Despite some getting their knickers in something of a knot over video footage apparently showing an “explosion”/ “electromagnetic pulse” in the Martian atmosphere around the time of the comet’s closest approach to Mars. In particular, the video footage – some 75 images captured by amateur astronomer Fritz Helmut Hemmerich M.D., captured between 21:00 and 22:00 UT on October 19th, from an altitude of some 1200 metres in Tenerife, have had proponents of the “electric universe” theory (aka Plasma Cosmology) in something of a tizzy.
Quite what caused the artefact in Dr. Hemmerich’s images is unclear – but lens flare cannot be entirely ruled-out. Given that within hours of the comment’s passage the various orbital vehicles around Mars started popping-up and reporting their status, it would appear highly unlikely that the artefact was anything to do with some kind of massive electrical discharge within the Martian atmosphere, simply because it is not unreasonable to suppose had this been the case, it would have adversely affected at least some of the craft.

As it is, all of NASA’s vehicles reported absolutely no ill effects from the comet’s passage or as a result of the period of “peak dust flux” when they were expected to be at the greatest risk from the passage of very high velocity dust particles (travelling at tens of kilometres per second), and all were back in full operation within hours of the comet’s passage past Mars, as were both India’s MOM and Europe’s Mars Express. NASA’s Mars Reconnaissance Orbiter (MRO) in particular remained in contact with Earth throughout the time the comet passed by Mars and reported nothing to suggest the Tenerife images were showing anything of major significance occurring around Mars at the time of the flyby.
Currently, all of NASA’s orbital assets are continuing to study the comet and how dust and debris ejected from it has affected the Martian atmosphere, although it is expected to be several more days before the data being returned has been analysed and assessed.
In the meantime, on Friday, October 24th, and in a timely move, the European Space Agency reminded the world of another cometary encounter that is taking place.
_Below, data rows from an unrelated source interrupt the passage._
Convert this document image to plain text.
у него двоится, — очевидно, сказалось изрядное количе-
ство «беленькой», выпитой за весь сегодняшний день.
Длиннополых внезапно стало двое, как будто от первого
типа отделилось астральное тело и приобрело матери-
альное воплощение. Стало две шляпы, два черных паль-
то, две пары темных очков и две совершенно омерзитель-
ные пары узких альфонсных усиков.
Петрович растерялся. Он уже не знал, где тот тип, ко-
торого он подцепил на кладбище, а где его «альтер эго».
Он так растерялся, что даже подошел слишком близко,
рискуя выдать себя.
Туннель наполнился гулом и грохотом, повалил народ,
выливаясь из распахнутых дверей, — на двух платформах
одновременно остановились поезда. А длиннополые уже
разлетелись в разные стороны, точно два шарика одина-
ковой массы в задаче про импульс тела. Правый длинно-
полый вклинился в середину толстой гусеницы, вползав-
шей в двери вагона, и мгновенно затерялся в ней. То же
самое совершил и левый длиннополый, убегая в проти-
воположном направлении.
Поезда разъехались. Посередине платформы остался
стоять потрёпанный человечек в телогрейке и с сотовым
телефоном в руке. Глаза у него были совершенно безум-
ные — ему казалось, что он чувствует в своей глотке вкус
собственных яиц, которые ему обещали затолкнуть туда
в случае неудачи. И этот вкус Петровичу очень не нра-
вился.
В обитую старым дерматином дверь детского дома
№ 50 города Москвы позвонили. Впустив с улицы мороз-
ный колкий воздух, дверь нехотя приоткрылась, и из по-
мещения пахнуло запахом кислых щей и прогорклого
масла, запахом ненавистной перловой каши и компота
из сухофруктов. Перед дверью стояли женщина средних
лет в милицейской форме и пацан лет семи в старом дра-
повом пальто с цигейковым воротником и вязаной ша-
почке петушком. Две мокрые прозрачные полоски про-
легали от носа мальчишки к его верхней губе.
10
This was via the public premier of Ambition, a short film by Tomek Bagiński, starring Aidan Gillen (“Petyr Baelish” in Game of Thrones) and Aisling Franciosi (“Katie” in The Fall).
The film takes a unique look at the decade-long Rosetta mission, which is only now commencing its primary mission to observe a comet at very close quarters, including landing a robot vehicle on the surface of the comet on November 12th, 2014.